When I will stop this? Try to stop typing all the things on here? This may be a threat for me in the future. At lease I think it that way. Because all my weaknesses are all on here. People can even study and try to strike me when I was weak. Maybe I was thinking too much, but considering all the possible, I took it seriously. I guess someday this place may shut down permanently.
I just can't imagine how cool heart I will be. Forgive me if I'm treating cool on you. I don't meant that.

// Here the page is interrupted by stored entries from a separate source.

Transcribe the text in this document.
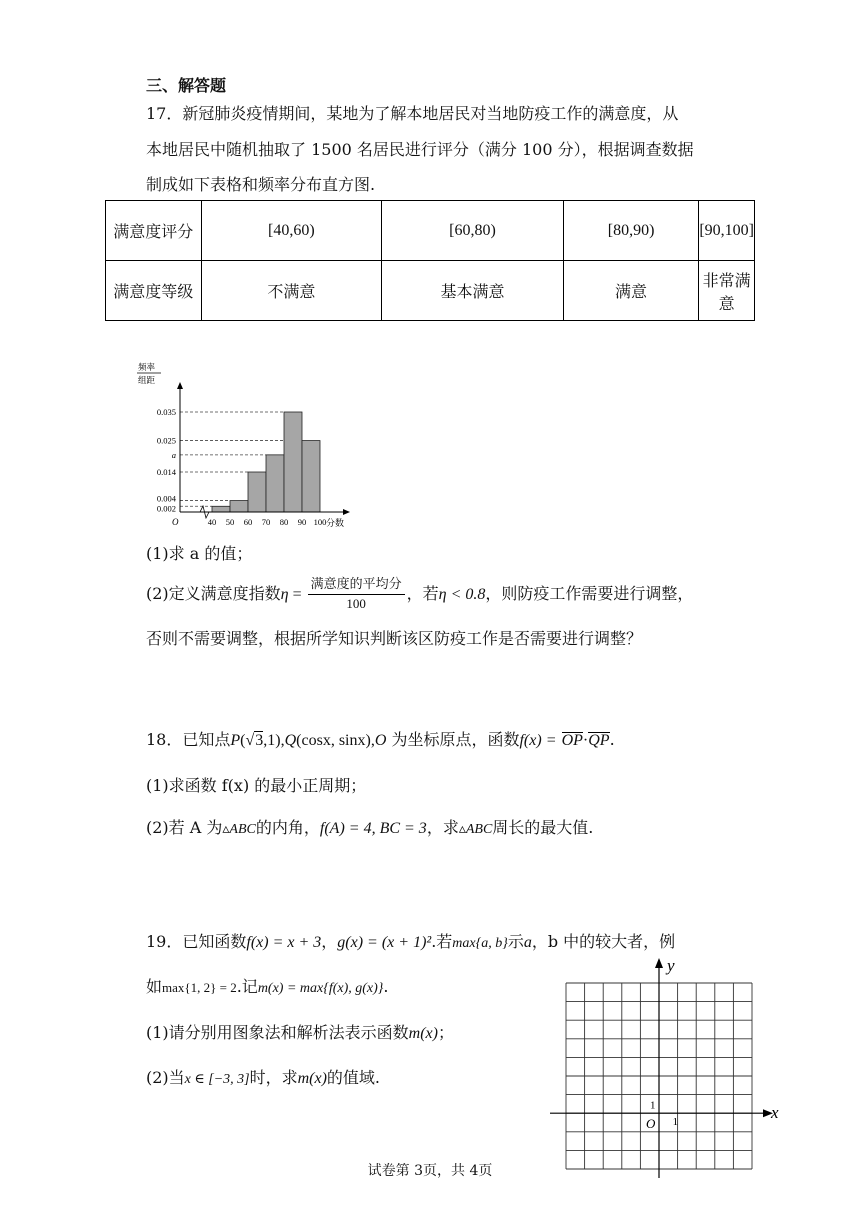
三、解答题
17．新冠肺炎疫情期间，某地为了解本地居民对当地防疫工作的满意度，从
本地居民中随机抽取了 1500 名居民进行评分（满分 100 分），根据调查数据
制成如下表格和频率分布直方图.
满意度评分	[40,60)	[60,80)	[80,90)	[90,100]
满意度等级	不满意	基本满意	满意	非常满意
0.035
0.025
a
0.014
0.004
0.002
40 50 60 70 80 90 100
O	分数
频率
组距
(1)求 a 的值；
(2)定义满意度指数$\eta = \frac{\text{满意度的平均分}}{100}$ ，若η < 0.8，则防疫工作需要进行调整，
否则不需要调整，根据所学知识判断该区防疫工作是否需要进行调整？
18．已知点P(√3,1),Q(cosx, sinx),O 为坐标原点，函数f(x) = OP·QP.
(1)求函数 f(x) 的最小正周期；
(2)若 A 为▵ABC的内角，f(A) = 4, BC = 3，求▵ABC周长的最大值.
19．已知函数f(x) = x + 3，g(x) = (x + 1)².若max{a, b}示a，b 中的较大者，例
如max{1, 2} = 2.记m(x) = max{f(x), g(x)}.
(1)请分别用图象法和解析法表示函数m(x)；
(2)当x ∈ [−3, 3]时，求m(x)的值域.
x
y
O 1
1
试卷第 3页，共 4页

Like I said, I have no friend at all in my entire high school life. Except those are really close to me. I can count that, JunKid, Machi, Coffee, Ah B, Kok Wai, Joan. I met people who knows me, but I don't know them at all. That pity for my social life. People will ask, do you make friend in the football club? I would say, not at all. In the club, people treat me well just because I'm like junior for them. Or maybe I'm not just good at conversation with a lot of people.
Recently, I find out, you can't trust anyone in your life, even your family, except yourself. I'm not talking those drama things that father lie to son, mother lie to daughter, boy friend lie to girl friend to keep a secret of truth. But sometimes drama things will come up your life, and make you feels like you in the drama. Good news is, you'll know what to do next, bad news is you'll think too much for it and killing yourself.
I hate lies, I don't even lie to my parent since I was 13, but irony, I good with lies. But when I don't lie to you please take it seriously, because you may be a part I never doubt for.